Applying the selection criteria

Having decided on the pool of employees and the selection criteria, employers then have to apply the criteria fairly. In Eaton Ltd v King, the Scottish EAT stated that it was sufficient for the employer to have set up a good system for selection and to have administered it fairly.

The tribunal held in Williams v Compair Maxam Ltd that the employer should “seek to establish criteria for selection which so far as possible do not depend solely upon the opinion of the person making the selection but can be objectively checked against such things as attendance record, efficiency at the job, experience or length of service.”

Nevertheless, it can be difficult for employees to challenge even subjective criteria unless there is evidence of bias, manipulation or some other fundamental flaw that renders the entire selection unfair.

Objective criteria such as attendance may indirectly discriminate against those who are clinically vulnerable and who have been unable to attend work as a result of coronavirus (COVID-19). If the worker has a disability, it could be argued that the criteria of attendance puts them at a particular disadvantage, namely being dismissed for redundancy.
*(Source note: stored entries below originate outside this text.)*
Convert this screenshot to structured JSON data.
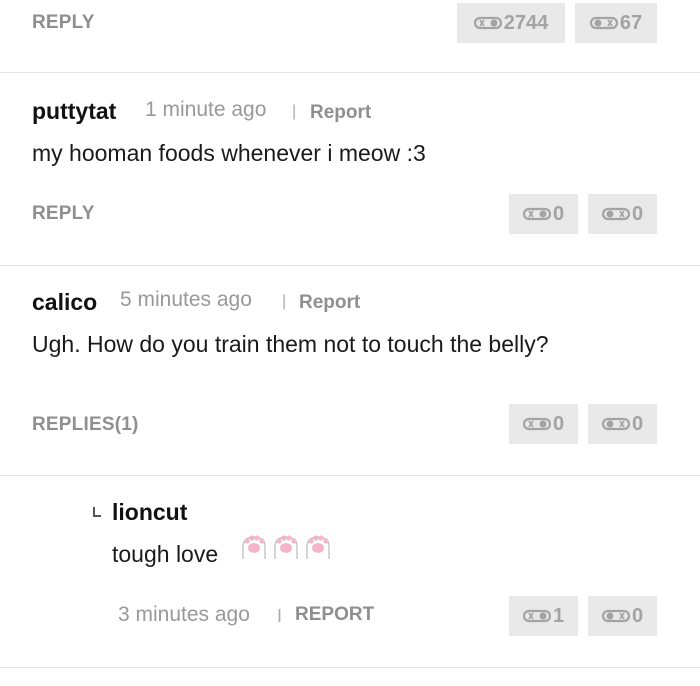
{
  "colors": {
    "vote_bg": "#e9e9e9",
    "vote_text": "#a3a3a3",
    "muted": "#8f8f8f",
    "paw_pink": "#f4b6c8"
  },
  "top": {
    "reply_label": "REPLY",
    "upvotes": "2744",
    "downvotes": "67"
  },
  "comments": [
    {
      "username": "puttytat",
      "time": "1 minute ago",
      "separator": "|",
      "report_label": "Report",
      "text": "my hooman foods whenever i meow :3",
      "reply_label": "REPLY",
      "upvotes": "0",
      "downvotes": "0"
    },
    {
      "username": "calico",
      "time": "5 minutes ago",
      "separator": "|",
      "report_label": "Report",
      "text": "Ugh. How do you train them not to touch the belly?",
      "reply_label": "REPLIES(1)",
      "upvotes": "0",
      "downvotes": "0"
    }
  ],
  "nested_reply": {
    "username": "lioncut",
    "text": "tough love",
    "emoji": [
      "paw-emoji",
      "paw-emoji",
      "paw-emoji"
    ],
    "time": "3 minutes ago",
    "separator": "I",
    "report_label": "REPORT",
    "upvotes": "1",
    "downvotes": "0"
  }
}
In that case, the employer is under a duty to make a reasonable adjustment which has the prospect of removing that disadvantage.

Similarly, selecting those who work part- time or are employed on a fixed-term contract for redundancy first may also be indirectly discriminatory. In Whiffen v the Governing Body of Milham Ford School, the Court held selecting fixed-term employees for redundancy indirectly discriminated against women since women were more likely to be engaged on a fixed-term contract and so more likely to be dismissed.

Conclusion

It is rare for an employer simply to select someone for redundancy because of a protected characteristic or because they are a trade union representative. However, unfairness and discrimination can creep in at any stage of the selection process.  Unions therefore have an important role in scrutinising each step of the selection process to ensure that it is fair, reasonable and does not discriminate.